A doença ocupacional é uma das principais causas de afastamento do trabalho no Brasil e, embora muita gente não saiba, recebe da lei o mesmo tratamento de um acidente de trabalho. Entender o que caracteriza essa condição, quais direitos ela garante e como comprovar a relação com o emprego é decisivo para quem adoeceu por causa da atividade que exerce.
Neste guia, o escritório Hardy de Mello Advogados explica, em linguagem técnica e acessível, o conceito de doença ocupacional, a estabilidade provisória, os benefícios do INSS e o que mudou com o Tema 125 do TST, julgado em recurso repetitivo.
O que é doença ocupacional?
Doença ocupacional é a enfermidade adquirida ou desencadeada em razão do trabalho. O art. 20 da Lei 8.213/91 divide o conceito em duas espécies, ambas equiparadas a acidente de trabalho:
- Doença profissional — produzida ou desencadeada pelo exercício peculiar a determinada atividade (por exemplo, perda auditiva induzida por ruído em quem trabalha exposto a som intenso).

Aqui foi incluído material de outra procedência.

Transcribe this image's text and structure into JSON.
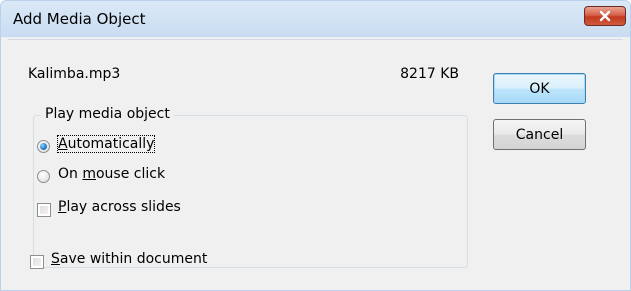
{
  "window": {
    "title": "Add Media Object"
  },
  "file": {
    "name": "Kalimba.mp3",
    "size": "8217 KB"
  },
  "buttons": {
    "ok": "OK",
    "cancel": "Cancel"
  },
  "play_group": {
    "legend": "Play media object",
    "options": [
      {
        "accel": "A",
        "rest": "utomatically",
        "selected": true
      },
      {
        "pre": "On ",
        "accel": "m",
        "rest": "ouse click",
        "selected": false
      }
    ],
    "play_across": {
      "accel": "P",
      "rest": "lay across slides",
      "checked": false
    }
  },
  "save_within": {
    "accel": "S",
    "rest": "ave within document",
    "checked": false
  },
  "icons": {
    "close": "close-icon"
  },
  "colors": {
    "title_bar": "#c8dcf1",
    "close_button": "#c4391f",
    "radio_selected": "#2a7fc9",
    "dialog_bg": "#f0f0f0"
  }
}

- Doença do trabalho — adquirida em função das condições especiais em que o serviço é prestado (por exemplo, LER/DORT em digitadores, ou problemas de coluna em quem carrega peso).
Em ambos os casos, o art. 21, I, e o art. 20 da Lei 8.213/91 determinam a equiparação ao acidente de trabalho. Por isso, o trabalhador com doença ocupacional pode ter direito ao auxílio-doença acidentário, à estabilidade no emprego e, conforme o caso, à indenização.
Doença ocupacional é acidente de trabalho?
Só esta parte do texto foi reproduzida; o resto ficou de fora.